A segunda causa apontada por Jesus é perda da autocrítica (versos 29-32): "Se tivéssemos vivido no tempo dos nossos antepassados, não teríamos tomado parte com eles no derramamento do sangue dos profetas". Sim, não teriam tomado parte, assim como nãotomarão parte na crucificação próxima de Jesus, que Ele mesmo lhes anuncia: "Acabem, pois, de encher a medida do pecado dos seus antepassados!".

E a terceira causa é mostrada logo nos primeiros versos (5-12): perderam a motivação real do sistema. O sistema ético farisaico existe apenas para lhes dar visibilidade e respeito, como um texto bem urdido, bonito de se ver, agradável aos ouvidos, mas para ser mantido longe da prática do dia a dia.

O resultado final da incongruência, do velamento do Reino de Deus, da perda dos valores básicos, da capacidade de autocrítica humilde e da motivação verdadeira, é o julgamento público dentro da ideia de que "as próprias pedras clamam". Alguns comentaristas apontam que a visão dos fariseus como sepulcros caiados (versos 25-28) era comum aquela época. Ou Jesus foi o iniciador da ironia, ou dela se apropriou, e, com o peso de Sua autoridade ímpar, lançou-lhes no rosto, em lágrimas, a zona de total descrédito que eles mesmos se colocaram.
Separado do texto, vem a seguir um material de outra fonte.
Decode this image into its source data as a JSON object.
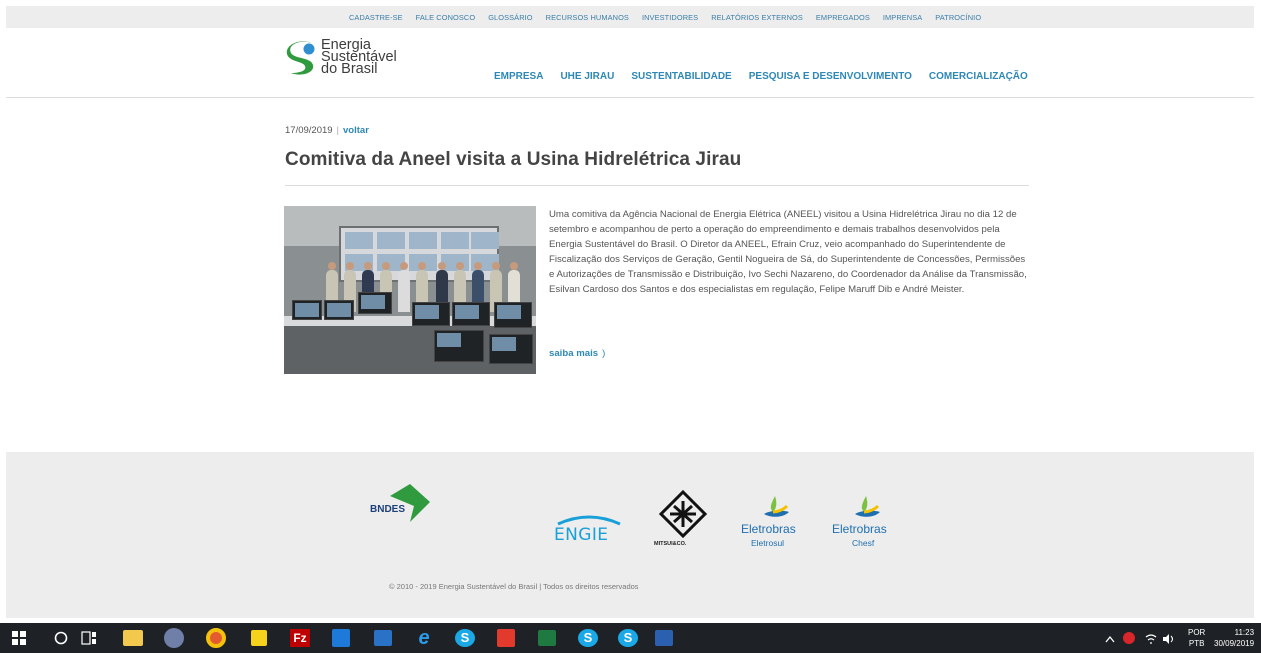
{
  "topbar": {
    "links": [
      "CADASTRE-SE",
      "FALE CONOSCO",
      "GLOSSÁRIO",
      "RECURSOS HUMANOS",
      "INVESTIDORES",
      "RELATÓRIOS EXTERNOS",
      "EMPREGADOS",
      "IMPRENSA",
      "PATROCÍNIO"
    ]
  },
  "logo": {
    "line1": "Energia",
    "line2": "Sustentável",
    "line3": "do Brasil"
  },
  "nav": {
    "items": [
      "EMPRESA",
      "UHE JIRAU",
      "SUSTENTABILIDADE",
      "PESQUISA E DESENVOLVIMENTO",
      "COMERCIALIZAÇÃO"
    ]
  },
  "article": {
    "date": "17/09/2019",
    "separator": "|",
    "back_label": "voltar",
    "title": "Comitiva da Aneel visita a Usina Hidrelétrica Jirau",
    "body": "Uma comitiva da Agência Nacional de Energia Elétrica (ANEEL) visitou a Usina Hidrelétrica Jirau no dia 12 de setembro e acompanhou de perto a operação do empreendimento e demais trabalhos desenvolvidos pela Energia Sustentável do Brasil. O Diretor da ANEEL, Efrain Cruz, veio acompanhado do Superintendente de Fiscalização dos Serviços de Geração, Gentil Nogueira de Sá, do Superintendente de Concessões, Permissões e Autorizações de Transmissão e Distribuição, Ivo Sechi Nazareno, do Coordenador da Análise da Transmissão, Esilvan Cardoso dos Santos e dos especialistas em regulação, Felipe Maruff Dib e André Meister.",
    "read_more": "saiba mais",
    "read_more_chevron": ")"
  },
  "footer": {
    "partners": {
      "bndes": "BNDES",
      "engie": "ENGIE",
      "mitsui": "MITSUI&CO.",
      "eletrosul_name": "Eletrobras",
      "eletrosul_sub": "Eletrosul",
      "chesf_name": "Eletrobras",
      "chesf_sub": "Chesf"
    },
    "copyright": "© 2010 - 2019 Energia Sustentável do Brasil | Todos os direitos reservados"
  },
  "taskbar": {
    "lang_top": "POR",
    "lang_bottom": "PTB",
    "time": "11:23",
    "date": "30/09/2019"
  },
  "colors": {
    "link_blue": "#2e88b5",
    "taskbar": "#1e2226",
    "footer_bg": "#ededed"
  }
}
Dentro do melhor estilo protestante, usar as Escrituras contra nós mesmos, pontuo quatro aplicações:
a) somos solidários com a grávida em dificuldades, sejam elas de que natureza forem, de modo que a alternativa ao aborto realmente exista, de modo executável, sem fantasias e "pé no chão?" O dono do espermatozoide é chamado, e amparado, ao exercício das suas responsabilidades?
b) somos solidários com aqueles que estão morrendo, amparando-os de modo profissional, a fim de que não exista a necessidade de se cogitar na eutanásia como recurso de reduzir o sofrimento?
c) somos impregnados pelo Evangelho a ponto de nos adaptarmos de forma saudável às limitações que podem (e elas acontecem) cair sobre nós, e que não podem ser revertidas (a chamada resiliência)?
d) como somos conhecidos por nossa ação no nosso meio profissional e social? e enquanto políticos? somos coerentes como sistema ético que livremente abraçamos em resposta ao amor de Deus?